In Jones v. Chandrasuwan, 820 F.3d 685 (4th Cir. 2016), the United States Court of Appeals for the Fourth Circuit ruled in a Section 1983 action that probation officers from the sending state (North Carolina) violated an ICAOS probationer’s Fourth Amendment rights by seeking his arrest without a reasonable suspicion of a violation. The alleged violations (a failure to pay fines and costs, absconding) were not properly coordinated through the receiving state’s (Georgia) ICAOS office, which led to a misunderstanding about the probationer’s address and whereabouts. He was arrested and improperly detained for seven days. Notwithstanding the finding that the probation officers had violated the defendant’s constitutional rights, the court ultimately determined that the officers were entitled to qualified immunity, as discussed below in section 5.3.6.

Of course, not every alleged violation will be an actual constitutional violation. For example, in Brock v. Washington State Department of Corrections, No. C08-5167RBL, 2009 WL 3429096, at *1 (W.D. Wash. Oct. 20, 2009), a parolee transferred supervision from Montana to Washington through the Compact. The supervised individual alleged, among other things, that Washington parole officials violated his federal constitutional rights (1) under the Due Process Clause by failing to hold a probable cause hearing on the alleged violation and (2) under the Confrontation Clause by offering hearsay testimony at his violation hearing. The court concluded that the failure to hold a preliminary hearing—even if required by statute—did not give rise to a constitutional violation when the final violation hearing was held three days after the violation report was filed. And as for the alleged Confrontation Clause violation, the court found that Sixth Amendment confrontation rights apply in a criminal trial, not at a parole violation. Id. at *8. With no constitutional violation alleged, the court dismissed the suit without any need to consider whether the defendant-officials were protected by immunity or another defense.

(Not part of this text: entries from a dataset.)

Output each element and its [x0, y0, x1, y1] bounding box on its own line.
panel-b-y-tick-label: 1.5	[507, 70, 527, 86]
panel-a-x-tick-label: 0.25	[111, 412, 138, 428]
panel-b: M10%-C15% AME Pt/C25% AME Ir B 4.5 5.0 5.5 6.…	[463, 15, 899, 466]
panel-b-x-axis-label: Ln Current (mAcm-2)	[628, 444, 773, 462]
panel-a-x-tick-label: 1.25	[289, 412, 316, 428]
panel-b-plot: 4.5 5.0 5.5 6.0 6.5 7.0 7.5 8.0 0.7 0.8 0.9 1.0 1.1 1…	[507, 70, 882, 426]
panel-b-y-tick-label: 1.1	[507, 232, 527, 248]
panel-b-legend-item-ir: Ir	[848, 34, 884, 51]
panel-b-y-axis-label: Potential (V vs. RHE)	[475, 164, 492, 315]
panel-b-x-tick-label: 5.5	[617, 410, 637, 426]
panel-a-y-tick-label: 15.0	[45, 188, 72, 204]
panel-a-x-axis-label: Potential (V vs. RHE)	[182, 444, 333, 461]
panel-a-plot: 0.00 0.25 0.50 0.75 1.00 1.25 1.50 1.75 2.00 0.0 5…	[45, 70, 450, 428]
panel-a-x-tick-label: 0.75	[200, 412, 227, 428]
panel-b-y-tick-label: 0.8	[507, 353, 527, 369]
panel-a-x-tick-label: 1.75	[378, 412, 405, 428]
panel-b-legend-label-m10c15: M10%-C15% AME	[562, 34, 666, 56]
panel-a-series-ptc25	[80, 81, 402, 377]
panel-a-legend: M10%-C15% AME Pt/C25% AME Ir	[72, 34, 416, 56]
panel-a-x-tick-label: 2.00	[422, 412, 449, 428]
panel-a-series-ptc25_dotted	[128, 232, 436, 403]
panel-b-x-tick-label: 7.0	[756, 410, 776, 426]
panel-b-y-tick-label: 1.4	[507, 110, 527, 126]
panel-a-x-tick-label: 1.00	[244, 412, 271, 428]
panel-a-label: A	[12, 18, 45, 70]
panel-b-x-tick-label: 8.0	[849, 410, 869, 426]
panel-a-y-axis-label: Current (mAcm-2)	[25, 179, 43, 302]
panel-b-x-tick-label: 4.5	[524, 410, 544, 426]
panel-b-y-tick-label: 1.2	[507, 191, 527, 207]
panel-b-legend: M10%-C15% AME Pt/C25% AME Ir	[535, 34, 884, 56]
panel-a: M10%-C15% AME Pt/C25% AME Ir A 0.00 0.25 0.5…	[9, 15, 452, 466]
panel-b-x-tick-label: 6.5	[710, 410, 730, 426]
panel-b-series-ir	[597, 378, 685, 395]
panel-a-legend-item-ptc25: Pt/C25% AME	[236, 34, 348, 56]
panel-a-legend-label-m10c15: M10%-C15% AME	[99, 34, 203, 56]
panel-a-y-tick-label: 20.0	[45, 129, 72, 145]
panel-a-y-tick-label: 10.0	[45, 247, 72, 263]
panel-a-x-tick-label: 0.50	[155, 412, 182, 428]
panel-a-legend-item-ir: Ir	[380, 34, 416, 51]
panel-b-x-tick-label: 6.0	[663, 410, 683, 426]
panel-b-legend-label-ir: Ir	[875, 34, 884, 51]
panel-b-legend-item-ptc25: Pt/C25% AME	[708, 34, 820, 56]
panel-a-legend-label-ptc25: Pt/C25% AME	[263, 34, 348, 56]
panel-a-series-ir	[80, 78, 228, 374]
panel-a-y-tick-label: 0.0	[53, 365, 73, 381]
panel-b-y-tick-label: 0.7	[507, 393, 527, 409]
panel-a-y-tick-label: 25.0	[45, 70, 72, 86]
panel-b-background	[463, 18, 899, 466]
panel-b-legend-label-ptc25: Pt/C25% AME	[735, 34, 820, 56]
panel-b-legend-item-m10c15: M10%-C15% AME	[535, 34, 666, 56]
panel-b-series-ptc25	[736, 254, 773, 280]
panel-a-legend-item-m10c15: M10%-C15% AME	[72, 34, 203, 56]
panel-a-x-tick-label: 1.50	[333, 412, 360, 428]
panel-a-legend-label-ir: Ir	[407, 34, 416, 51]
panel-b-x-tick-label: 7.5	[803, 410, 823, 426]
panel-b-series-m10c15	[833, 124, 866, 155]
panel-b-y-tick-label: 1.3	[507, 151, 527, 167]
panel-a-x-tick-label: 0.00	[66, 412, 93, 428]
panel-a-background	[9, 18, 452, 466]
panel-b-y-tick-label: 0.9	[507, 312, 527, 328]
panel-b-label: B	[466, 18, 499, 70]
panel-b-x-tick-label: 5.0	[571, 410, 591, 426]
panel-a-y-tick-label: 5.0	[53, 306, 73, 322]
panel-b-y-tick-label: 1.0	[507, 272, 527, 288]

A common situation that has generally not been considered a constitutional violation is when a receiving state fails to promptly release a supervised individual from detention after being informed that the sending state does not intend to retake them. In Kaczmarek v. Longsworth, 107 F.3d 870 (6th Cir. 1997) (unpublished), the United States Court of Appeals for the Sixth Circuit found no constitutional violation when a Compact probationer was held in the receiving state (Ohio) for more than a month after officials there learned that the sending state (Michigan) would not pursue retaking. The court rejected the supervised individual’s argument that the delay violated his rights to due process and to be free from cruel and unusual punishment, noting that the sending state alone does not “call the shots” in Compact cases. Id. at *4. To the contrary, the receiving state was entitled to apply the same standards to Compact-supervised individuals that it would apply to its own supervisees—including detaining them when they had other charges pending, as was the case here. Id. at *2. See also Perry v. Pennsylvania, No. 05-1757, 2008 WL 2543119, at *1 (W.D. Pa. June 25, 2008) (a receiving state did not violate a supervised individual’s constitutional rights by detaining him without bond during the pendency of charges in the receiving state, even after the sending state determined that it would not issue a probation warrant related to the receiving state charge).